Martinique Rhum Research Trip

As most of you know, we take our product sourcing very seriously. In the case of Rhum, we have been actively seeking to discover the best quality Agricole Rhum available to add to our portfolio for U.S. representation. With that goal in mind we traveled to the French island of Martinique for a week of research and development. We had an amazing time! It was the beginning of harvest season and we were able to visit five of the seven distilleries on the island, as well as several historic museums. We  spent four full hours at one of these amazing distilleries and it was the highlight of our week, as we learned a great deal about the Martinique Rhum industry and tasted many fine spirits.


While I can't name names at this time, we are very excited about the possibilities of working with some very fine producers in the not-too-distant future. 


For those of you who are not familiar with Martinique agricole rhum, let me provide you a brief description: Rhum agricole (French pronunciation: [ʁɔm aɡʁikɔl]) is the French term for cane juice rhum, a style of rhum originally distilled in the French Caribbean islands from freshly-squeezed sugar cane juice rather than molasses. When France colonized some of the Caribbean islands, like Guadeloupe, Haiti and Martinique, they divided rum into two subcategories, rum industriel (rums made from molasses) and rhum agricole (rums made from pressed sugarcane juice) which accounts for only around 1 - 2% of all rums produced in the world. Rhum made from sugarcane juice has a different flavor and aroma profile from other rums, for real connoisseurs it is that unique and individual sense of terrior that makes rhum stand apart from ordinary rum. The rhum agricoles produced on the island of Martinique have achieved French A.O.C. status — the only rums in the world to do so.

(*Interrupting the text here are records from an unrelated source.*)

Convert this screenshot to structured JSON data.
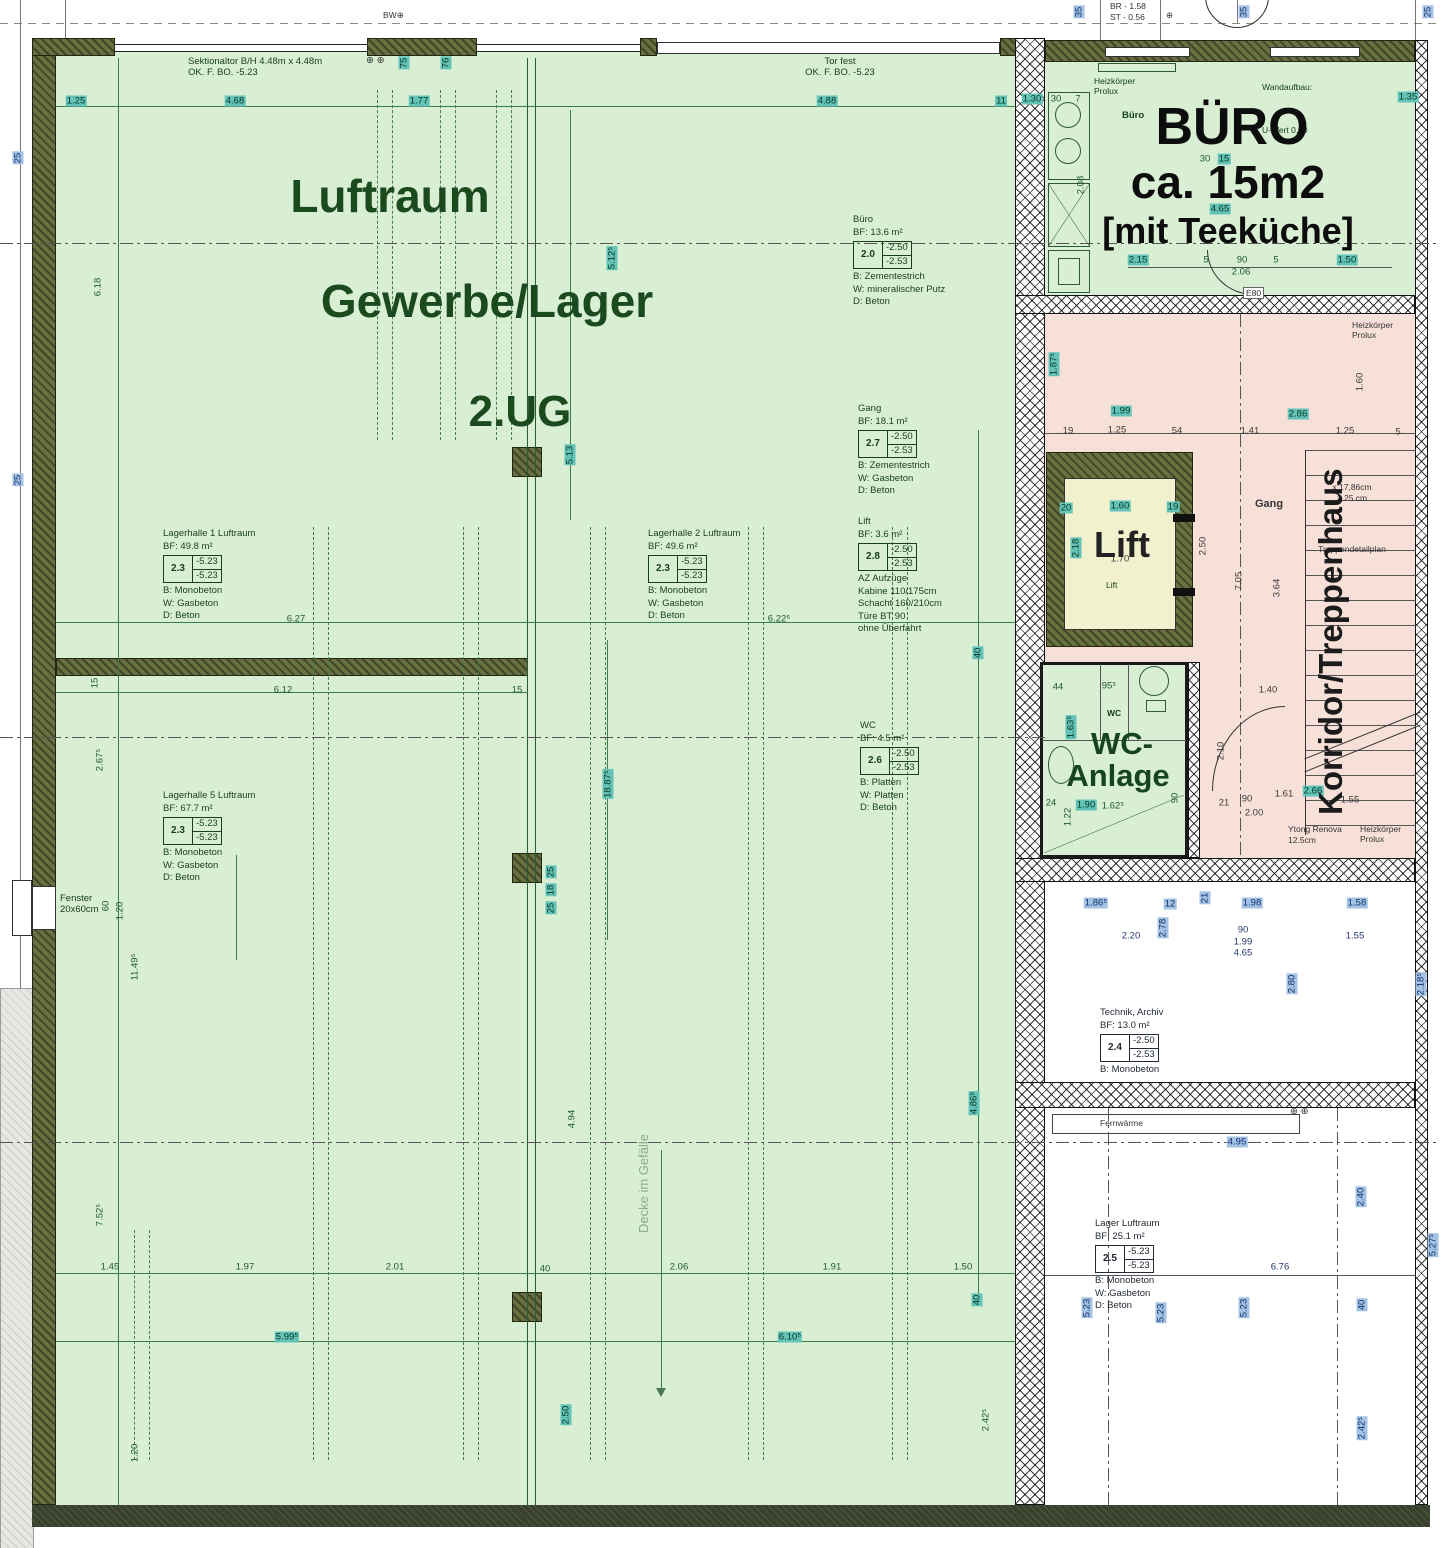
{
  "header": {
    "br": "BR  -  1.58",
    "st": "ST  -  0.56",
    "bw": "BW⊕",
    "plus": "⊕",
    "plus_pair": "⊕ ⊕"
  },
  "big": {
    "luftraum": "Luftraum",
    "gewerbe": "Gewerbe/Lager",
    "ug": "2.UG",
    "buero1": "BÜRO",
    "buero2": "ca. 15m2",
    "buero3": "[mit Teeküche]",
    "lift": "Lift",
    "wc1": "WC-",
    "wc2": "Anlage",
    "korridor": "Korridor/Treppenhaus",
    "decke": "Decke im Gefälle"
  },
  "ann": {
    "sek1": "Sektionaltor B/H 4.48m x 4.48m",
    "sek2": "OK. F. BO. -5.23",
    "tor1": "Tor fest",
    "tor2": "OK. F. BO. -5.23",
    "fenster1": "Fenster",
    "fenster2": "20x60cm",
    "heiz1": "Heizkörper",
    "heiz2": "Prolux",
    "buero_small": "Büro",
    "wand1": "Wandaufbau:",
    "wand2": "U-Wert 0.20",
    "gang": "Gang",
    "lift_small": "Lift",
    "wc_small": "WC",
    "e80": "E80",
    "fern": "Fernwärme",
    "ytong1": "Ytong Renova",
    "ytong2": "12.5cm",
    "st1": "x 17,86cm",
    "st2": "1.25 cm",
    "st3": "Treppendetailplan"
  },
  "rooms": [
    {
      "name": "Büro",
      "bf": "BF: 13.6 m²",
      "level": "2.0",
      "top": "-2.50",
      "bottom": "-2.53",
      "lines": [
        "B: Zementestrich",
        "W: mineralischer Putz",
        "D: Beton"
      ]
    },
    {
      "name": "Gang",
      "bf": "BF: 18.1 m²",
      "level": "2.7",
      "top": "-2.50",
      "bottom": "-2.53",
      "lines": [
        "B: Zementestrich",
        "W: Gasbeton",
        "D: Beton"
      ]
    },
    {
      "name": "Lift",
      "bf": "BF: 3.6 m²",
      "level": "2.8",
      "top": "-2.50",
      "bottom": "-2.53",
      "lines": [
        "AZ Aufzüge",
        "Kabine 110/175cm",
        "Schacht 160/210cm",
        "Türe BT 90",
        "ohne Überfahrt"
      ]
    },
    {
      "name": "WC",
      "bf": "BF: 4.5 m²",
      "level": "2.6",
      "top": "-2.50",
      "bottom": "-2.53",
      "lines": [
        "B: Platten",
        "W: Platten",
        "D: Beton"
      ]
    },
    {
      "name": "Lagerhalle 1 Luftraum",
      "bf": "BF: 49.8 m²",
      "level": "2.3",
      "top": "-5.23",
      "bottom": "-5.23",
      "lines": [
        "B: Monobeton",
        "W: Gasbeton",
        "D: Beton"
      ]
    },
    {
      "name": "Lagerhalle 2 Luftraum",
      "bf": "BF: 49.6 m²",
      "level": "2.3",
      "top": "-5.23",
      "bottom": "-5.23",
      "lines": [
        "B: Monobeton",
        "W: Gasbeton",
        "D: Beton"
      ]
    },
    {
      "name": "Lagerhalle 5 Luftraum",
      "bf": "BF: 67.7 m²",
      "level": "2.3",
      "top": "-5.23",
      "bottom": "-5.23",
      "lines": [
        "B: Monobeton",
        "W: Gasbeton",
        "D: Beton"
      ]
    },
    {
      "name": "Technik, Archiv",
      "bf": "BF: 13.0 m²",
      "level": "2.4",
      "top": "-2.50",
      "bottom": "-2.53",
      "lines": [
        "B: Monobeton"
      ]
    },
    {
      "name": "Lager Luftraum",
      "bf": "BF: 25.1 m²",
      "level": "2.5",
      "top": "-5.23",
      "bottom": "-5.23",
      "lines": [
        "B: Monobeton",
        "W: Gasbeton",
        "D: Beton"
      ]
    }
  ],
  "dims": [
    {
      "t": "1.25",
      "x": 76,
      "y": 101,
      "h": "t"
    },
    {
      "t": "4.68",
      "x": 235,
      "y": 101,
      "h": "t"
    },
    {
      "t": "1.77",
      "x": 419,
      "y": 101,
      "h": "t"
    },
    {
      "t": "4.88",
      "x": 827,
      "y": 101,
      "h": "t"
    },
    {
      "t": "11",
      "x": 1001,
      "y": 101,
      "h": "t"
    },
    {
      "t": "75",
      "x": 404,
      "y": 63,
      "r": 1,
      "h": "t"
    },
    {
      "t": "76",
      "x": 446,
      "y": 63,
      "r": 1,
      "h": "t"
    },
    {
      "t": "25",
      "x": 18,
      "y": 158,
      "r": 1,
      "h": "b"
    },
    {
      "t": "25",
      "x": 18,
      "y": 480,
      "r": 1,
      "h": "b"
    },
    {
      "t": "35",
      "x": 1079,
      "y": 12,
      "r": 1,
      "h": "b"
    },
    {
      "t": "35",
      "x": 1244,
      "y": 12,
      "r": 1,
      "h": "b"
    },
    {
      "t": "25",
      "x": 1428,
      "y": 12,
      "r": 1,
      "h": "b"
    },
    {
      "t": "6.18",
      "x": 98,
      "y": 287,
      "r": 1
    },
    {
      "t": "5.12⁵",
      "x": 612,
      "y": 258,
      "r": 1,
      "h": "t"
    },
    {
      "t": "6.27",
      "x": 296,
      "y": 619
    },
    {
      "t": "6.22⁵",
      "x": 779,
      "y": 619
    },
    {
      "t": "6.12",
      "x": 283,
      "y": 690
    },
    {
      "t": "15",
      "x": 517,
      "y": 690
    },
    {
      "t": "15",
      "x": 95,
      "y": 683,
      "r": 1
    },
    {
      "t": "2.67⁵",
      "x": 100,
      "y": 760,
      "r": 1
    },
    {
      "t": "5.13",
      "x": 570,
      "y": 455,
      "r": 1,
      "h": "t"
    },
    {
      "t": "18.87⁵",
      "x": 608,
      "y": 784,
      "r": 1,
      "h": "t"
    },
    {
      "t": "40",
      "x": 978,
      "y": 653,
      "r": 1,
      "h": "t"
    },
    {
      "t": "60",
      "x": 106,
      "y": 906,
      "r": 1
    },
    {
      "t": "1.20",
      "x": 120,
      "y": 911,
      "r": 1
    },
    {
      "t": "11.49⁵",
      "x": 135,
      "y": 967,
      "r": 1
    },
    {
      "t": "25",
      "x": 551,
      "y": 872,
      "r": 1,
      "h": "t"
    },
    {
      "t": "18",
      "x": 551,
      "y": 890,
      "r": 1,
      "h": "t"
    },
    {
      "t": "25",
      "x": 551,
      "y": 908,
      "r": 1,
      "h": "t"
    },
    {
      "t": "7.52⁵",
      "x": 100,
      "y": 1215,
      "r": 1
    },
    {
      "t": "4.94",
      "x": 572,
      "y": 1119,
      "r": 1
    },
    {
      "t": "4.86⁵",
      "x": 974,
      "y": 1103,
      "r": 1,
      "h": "t"
    },
    {
      "t": "40",
      "x": 977,
      "y": 1300,
      "r": 1,
      "h": "t"
    },
    {
      "t": "2.50",
      "x": 566,
      "y": 1415,
      "r": 1,
      "h": "t"
    },
    {
      "t": "2.42⁵",
      "x": 986,
      "y": 1420,
      "r": 1
    },
    {
      "t": "1.20",
      "x": 135,
      "y": 1453,
      "r": 1
    },
    {
      "t": "1.45",
      "x": 110,
      "y": 1267
    },
    {
      "t": "1.97",
      "x": 245,
      "y": 1267
    },
    {
      "t": "2.01",
      "x": 395,
      "y": 1267
    },
    {
      "t": "40",
      "x": 545,
      "y": 1269
    },
    {
      "t": "2.06",
      "x": 679,
      "y": 1267
    },
    {
      "t": "1.91",
      "x": 832,
      "y": 1267
    },
    {
      "t": "1.50",
      "x": 963,
      "y": 1267
    },
    {
      "t": "5.99⁵",
      "x": 287,
      "y": 1337,
      "h": "t"
    },
    {
      "t": "6.10⁵",
      "x": 790,
      "y": 1337,
      "h": "t"
    },
    {
      "t": "1.30",
      "x": 1032,
      "y": 99,
      "h": "t"
    },
    {
      "t": "30",
      "x": 1056,
      "y": 99
    },
    {
      "t": "7",
      "x": 1078,
      "y": 99
    },
    {
      "t": "1.35",
      "x": 1408,
      "y": 97,
      "h": "t"
    },
    {
      "t": "2.08",
      "x": 1081,
      "y": 185,
      "r": 1
    },
    {
      "t": "30",
      "x": 1205,
      "y": 159
    },
    {
      "t": "15",
      "x": 1224,
      "y": 159,
      "h": "t"
    },
    {
      "t": "4.65",
      "x": 1220,
      "y": 209,
      "h": "t"
    },
    {
      "t": "2.15",
      "x": 1138,
      "y": 260,
      "h": "t"
    },
    {
      "t": "5",
      "x": 1206,
      "y": 260
    },
    {
      "t": "90",
      "x": 1242,
      "y": 260
    },
    {
      "t": "5",
      "x": 1276,
      "y": 260
    },
    {
      "t": "1.50",
      "x": 1347,
      "y": 260,
      "h": "t"
    },
    {
      "t": "2.06",
      "x": 1241,
      "y": 272
    },
    {
      "t": "1.87⁵",
      "x": 1054,
      "y": 364,
      "r": 1,
      "h": "t"
    },
    {
      "t": "1.99",
      "x": 1121,
      "y": 411,
      "h": "t"
    },
    {
      "t": "2.86",
      "x": 1298,
      "y": 414,
      "h": "t"
    },
    {
      "t": "1.60",
      "x": 1360,
      "y": 382,
      "r": 1,
      "c": "d"
    },
    {
      "t": "19",
      "x": 1068,
      "y": 431,
      "c": "d"
    },
    {
      "t": "1.25",
      "x": 1117,
      "y": 430,
      "c": "d"
    },
    {
      "t": "54",
      "x": 1177,
      "y": 431,
      "c": "d"
    },
    {
      "t": "1.41",
      "x": 1250,
      "y": 431,
      "c": "d"
    },
    {
      "t": "1.25",
      "x": 1345,
      "y": 431,
      "c": "d"
    },
    {
      "t": "5",
      "x": 1398,
      "y": 432,
      "c": "d"
    },
    {
      "t": "20",
      "x": 1066,
      "y": 508,
      "h": "t"
    },
    {
      "t": "1.60",
      "x": 1120,
      "y": 506,
      "h": "t"
    },
    {
      "t": "19",
      "x": 1173,
      "y": 507,
      "h": "t"
    },
    {
      "t": "2.18",
      "x": 1076,
      "y": 548,
      "r": 1,
      "h": "t"
    },
    {
      "t": "1.70",
      "x": 1120,
      "y": 559,
      "c": "d"
    },
    {
      "t": "2.50",
      "x": 1203,
      "y": 546,
      "r": 1,
      "c": "d"
    },
    {
      "t": "7.05",
      "x": 1239,
      "y": 581,
      "r": 1,
      "c": "d"
    },
    {
      "t": "3.64",
      "x": 1277,
      "y": 588,
      "r": 1,
      "c": "d"
    },
    {
      "t": "1.40",
      "x": 1268,
      "y": 690,
      "c": "d"
    },
    {
      "t": "2.10",
      "x": 1221,
      "y": 751,
      "r": 1,
      "c": "d"
    },
    {
      "t": "90",
      "x": 1247,
      "y": 799,
      "c": "d"
    },
    {
      "t": "1.61",
      "x": 1284,
      "y": 794,
      "c": "d"
    },
    {
      "t": "2.66",
      "x": 1313,
      "y": 791,
      "h": "t"
    },
    {
      "t": "1.55",
      "x": 1350,
      "y": 800,
      "c": "d"
    },
    {
      "t": "2.00",
      "x": 1254,
      "y": 813,
      "c": "d"
    },
    {
      "t": "21",
      "x": 1224,
      "y": 803,
      "c": "d"
    },
    {
      "t": "44",
      "x": 1058,
      "y": 687
    },
    {
      "t": "95⁵",
      "x": 1109,
      "y": 686
    },
    {
      "t": "1.63⁵",
      "x": 1071,
      "y": 727,
      "r": 1,
      "h": "t"
    },
    {
      "t": "90",
      "x": 1175,
      "y": 798,
      "r": 1
    },
    {
      "t": "24",
      "x": 1051,
      "y": 803
    },
    {
      "t": "1.22",
      "x": 1068,
      "y": 817,
      "r": 1
    },
    {
      "t": "1.90",
      "x": 1086,
      "y": 805,
      "h": "t"
    },
    {
      "t": "1.62⁵",
      "x": 1113,
      "y": 806
    },
    {
      "t": "1.86⁵",
      "x": 1096,
      "y": 903,
      "h": "b"
    },
    {
      "t": "12",
      "x": 1170,
      "y": 904,
      "h": "b"
    },
    {
      "t": "21",
      "x": 1205,
      "y": 898,
      "r": 1,
      "h": "b"
    },
    {
      "t": "1.98",
      "x": 1252,
      "y": 903,
      "h": "b"
    },
    {
      "t": "1.58",
      "x": 1357,
      "y": 903,
      "h": "b"
    },
    {
      "t": "2.20",
      "x": 1131,
      "y": 936,
      "c": "b"
    },
    {
      "t": "90",
      "x": 1243,
      "y": 930,
      "c": "b"
    },
    {
      "t": "1.99",
      "x": 1243,
      "y": 942,
      "c": "b"
    },
    {
      "t": "1.55",
      "x": 1355,
      "y": 936,
      "c": "b"
    },
    {
      "t": "4.65",
      "x": 1243,
      "y": 953,
      "c": "b"
    },
    {
      "t": "2.78",
      "x": 1163,
      "y": 928,
      "r": 1,
      "h": "b"
    },
    {
      "t": "2.80",
      "x": 1292,
      "y": 984,
      "r": 1,
      "h": "b"
    },
    {
      "t": "2.18⁵",
      "x": 1421,
      "y": 984,
      "r": 1,
      "h": "b"
    },
    {
      "t": "4.95",
      "x": 1237,
      "y": 1142,
      "h": "b"
    },
    {
      "t": "2.40",
      "x": 1361,
      "y": 1197,
      "r": 1,
      "h": "b"
    },
    {
      "t": "6.76",
      "x": 1280,
      "y": 1267,
      "c": "b"
    },
    {
      "t": "40",
      "x": 1362,
      "y": 1305,
      "r": 1,
      "h": "b"
    },
    {
      "t": "5.23",
      "x": 1087,
      "y": 1308,
      "r": 1,
      "h": "b"
    },
    {
      "t": "5.23",
      "x": 1161,
      "y": 1313,
      "r": 1,
      "h": "b"
    },
    {
      "t": "5.23",
      "x": 1244,
      "y": 1308,
      "r": 1,
      "h": "b"
    },
    {
      "t": "2.42⁵",
      "x": 1362,
      "y": 1428,
      "r": 1,
      "h": "b"
    },
    {
      "t": "5.27⁵",
      "x": 1433,
      "y": 1245,
      "r": 1,
      "h": "b"
    }
  ]
}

To be labeled "AOC Martinique Rhum agricole" rum has to be produced from cane grown in an area authorized by the AOC decree. Currently, only the territories of the following 23 municipalities of Martinique are allowed for the cultivation of sugarcane intended for the production of AOC Martinique rum:

  • Fort-de-France area : municipalities of "Le Carbet", "Fort-de-France", "Le Lamentin", "Saint-Joseph" and "Saint-Pierre".
  • La Trinité area : municipalities of "Basse-Pointe", "Gros-Morne", "Le Lorrain", "Macouba", "Le Marigot", "Le Robert", "Sainte-Marie" and "La Trinité".
  • Le Marin area : municipalities of "Le Diamant", "Ducos, "Le François", "Le Marin", "Rivière-Pilote", "Rivière-Salée", "Saint-Esprit", "Sainte-Luce", "Les Trois-Ilets" and "Le Vauclin".

Since the AOC changed some of the rules a few years ago, it is no longer permitted to bottle Martinique Rhum that has been aged somewhere other than Martinique. So we have been actively looking to replace our highly-awarded Rum Chauffe Coeur 7 years old. This rhum had a great story;

it was a special limited selection that was brought in bulk from Martinique to the mainland France many years ago and it was put to age in the cellars of the original owner, who had created the brand name Chauffe Coeur after World War II. This rhum was then bottled in mainland France and exported to us in the US. Then we ran out…..! In the meantime, 2 things happened:

First, the AOC law changed and mandated that all Martinique aged rhums be bottled in Martinique

and second, Martinique rhums became a rare commodity and the distilleries were only interested in selling their rhum under their own labels.

In any case, I imagine the dozen or so bottles that remain will become increasingly valuable collector's items. Here is a list of awards earned by the Chauffe Coeur Rhum Vieux:

  • Ultimate Spirits Challenge 2011: 94 points / Finalist / Highly Recommended
  • Wine Enthusiast: Top 50 Best Buy Spirits 2006
  • Wine Enthusiast: Highest Recommendation / Best Buy
  • Spirit Journal: 5 stars / Highest Recommendation

Many American rum drinkers are still somewhat unfamiliar with this superb quality style of rhum, made from pure fresh pressed sugar cane. To those who have only tasted molasses based rum from the big industrial producers, rhum agricole can be an acquired taste. But once you develop an appreciation for the fresh sweet grassy notes in the unaged versions, as well as the fine layered complexity of the older ones, it is easy to become a dedicated fan. Some of the master blenders that we spoke with are true artists dedicated to their craft in much the same way as the Master Blenders of fine cognac, whisky and armagnac. 



In addition to our work on Martinique, we enjoyed perfect 85 degree weather, gorgeous beaches, and wonderful seafood meals during our week long stay. We also drove up and down the many hills and along the never-ending shoreline as we attempted to see as much of the island as possible. All in all our visit to Martinique was a fantastic experience. We left the island with very high hopes that we will be returning again and that we will soon be sharing some of these exceptional Martinique masterpieces with our U.S. distribution networks and you.